Reagan Poole has a car that smells really good, all thanks to a device she created in drafting class.
She said her mother uses air freshener beads when she vacuums their house to make it smell better. Reagan thought the same could work for her vehicle, so she went to work designing a device that would hold the beads and attach to vents on the air system.
“My car smells good,” she said. “My dad said if I wanted to sell some, he could get me some customers.”
Reagan plans on becoming a paramedic and nurse, but said the drafting class has opened her eyes to other possibilities.
“Just have fun and don’t stress too much,” she said. “If you have an idea, tell Mr. Marrs and he’ll help you.”
She is the daughter of Melissa and Chris Klutz and Damian and Crystal Poole.
Sydney Shook also took drafting “for fun,” but found it more educational than she ever imagined.
She explained how she and other class members made a roller assembly, a part of a machine that had multiple moving parts that had to fit together perfectly. “It can be confusing, you have to use the right commands.”
The senior encourages other students to try career classes that may be out of their comfort zone.
“Try it. If you don’t like it, you don’t have to continue, but you can learn something and have a little fun.”
She will attend Mitchell Community College, and hopes to study biology at UNC Charlotte. She is the daughter of Shawna Jusko and Chris Shook.

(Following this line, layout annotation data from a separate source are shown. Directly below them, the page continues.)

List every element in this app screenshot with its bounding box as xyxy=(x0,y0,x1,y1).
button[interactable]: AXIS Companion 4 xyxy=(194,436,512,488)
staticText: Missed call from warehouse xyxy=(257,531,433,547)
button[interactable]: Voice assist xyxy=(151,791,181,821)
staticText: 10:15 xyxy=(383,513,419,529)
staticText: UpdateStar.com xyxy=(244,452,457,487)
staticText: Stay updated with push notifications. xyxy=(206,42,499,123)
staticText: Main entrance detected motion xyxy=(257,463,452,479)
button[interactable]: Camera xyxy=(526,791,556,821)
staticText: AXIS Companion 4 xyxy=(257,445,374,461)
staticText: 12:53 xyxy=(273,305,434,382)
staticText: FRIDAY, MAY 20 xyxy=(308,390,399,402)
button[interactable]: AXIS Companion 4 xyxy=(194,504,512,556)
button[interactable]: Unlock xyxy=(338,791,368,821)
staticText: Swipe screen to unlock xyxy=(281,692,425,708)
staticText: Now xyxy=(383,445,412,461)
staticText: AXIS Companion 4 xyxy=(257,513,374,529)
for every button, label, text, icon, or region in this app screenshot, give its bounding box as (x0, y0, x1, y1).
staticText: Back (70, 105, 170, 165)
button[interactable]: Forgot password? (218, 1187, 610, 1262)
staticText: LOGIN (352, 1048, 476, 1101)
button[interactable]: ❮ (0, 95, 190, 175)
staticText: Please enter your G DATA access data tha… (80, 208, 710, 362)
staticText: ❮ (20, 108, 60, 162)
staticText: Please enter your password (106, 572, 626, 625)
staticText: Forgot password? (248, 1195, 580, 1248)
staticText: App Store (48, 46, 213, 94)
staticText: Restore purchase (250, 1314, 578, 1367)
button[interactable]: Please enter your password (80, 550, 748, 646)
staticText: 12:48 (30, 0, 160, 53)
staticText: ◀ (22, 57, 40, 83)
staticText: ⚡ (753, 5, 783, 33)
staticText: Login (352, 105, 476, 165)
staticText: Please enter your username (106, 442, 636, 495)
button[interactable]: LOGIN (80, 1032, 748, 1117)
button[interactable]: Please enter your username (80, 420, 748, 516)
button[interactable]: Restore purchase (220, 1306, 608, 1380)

Gracie Wilson decided last year she wanted to take all of the career classes she could at Davie High.
“I’m planning to become an engineer, hopefully a mechanical engineer,” she said. “I love drafting so much, and building and designing things.”
She will attend Southern Wesleyan on a volleyball scholarship, and be dually enrolled at Clemson University. She is the daughter of Kelly and Matt Wilson.
The Davie High experience is something she will never forget.
“The people here, and how the teachers care about you a lot and will do anything for you is what makes this place special.”